The presence of significant fatty acids such as hexadecanoic and octadecanoic acids might implicate these seeds in lipid metabolic pathways and antioxidant activities. Further studies are recommended to characterize the unidentified compound and to explore the biological activities of these components, contributing to existing literature on the utilization of M. charantia seeds in nutraceutical and medicinal applications.
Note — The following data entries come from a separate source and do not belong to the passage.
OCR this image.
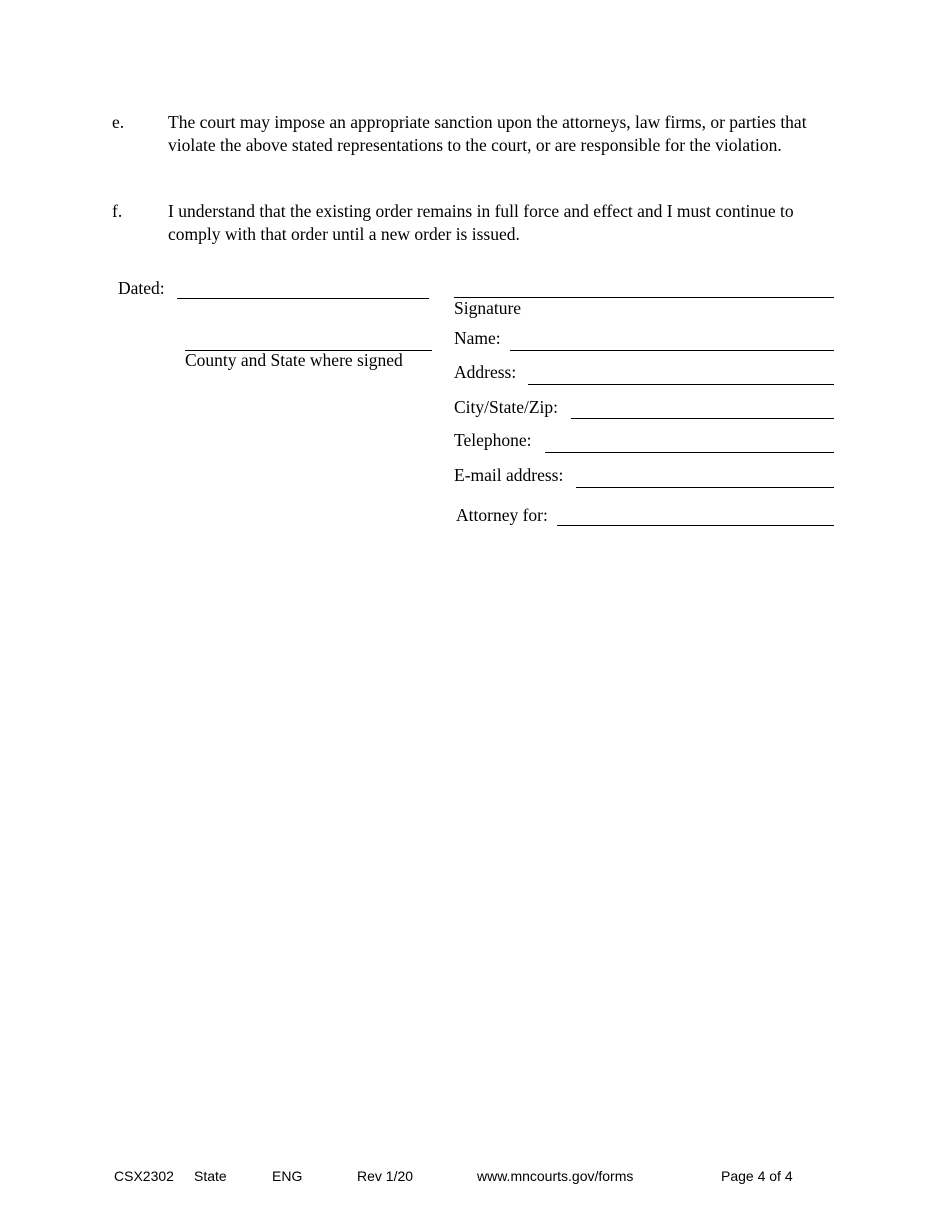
e.	The court may impose an appropriate sanction upon the attorneys, law firms, or parties that violate the above stated representations to the court, or are responsible for the violation.
f.	I understand that the existing order remains in full force and effect and I must continue to comply with that order until a new order is issued.
Dated:
County and State where signed
Signature
Name:
Address:
City/State/Zip:
Telephone:
E-mail address:
Attorney for:
CSX2302 State	ENG	Rev 1/20	www.mncourts.gov/forms	Page 4 of 4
Fig 6: M. charantia seed acetone chromatograph

Qualitative phytochemical Analysis of M. charantia from Leaf, Seed and Fruit pulp

The qualitative phytochemical analysis revealed a diverse profile of secondary metabolites in M. charantia, with variations observed across different plant parts (leaf, seed, fruit) and extraction solvents of acetone and alcohol (Tab. 1).  Steroids and triterpenoids were consistently detected across most samples, suggesting their significant presence in the plant.  The presence of proteins and some glycosides varied across samples, indicating a potential influence of plant part and extraction method on their yield and solubility.  Saponins were found predominantly in the leaf acetone and fruit alcohol extracts.  Carbohydrates were detected in all samples, reflecting the presence of various sugars and polysaccharides. The detection of alkaloids, flavonoids, phenols, and tannins showed considerable variation among different samples, implying that their distribution is not uniform within the plant.  The absence of starch in all samples indicates a lack of starch accumulation in the analyzed plant material. The inconsistent results for some phytochemicals could reflect variations in their solubility or stability across different solvents.  Finally, the presence of an unidentified compound highlights the complexity of the plant's chemical profile and suggests a need for further exploration to fully elucidate its composition.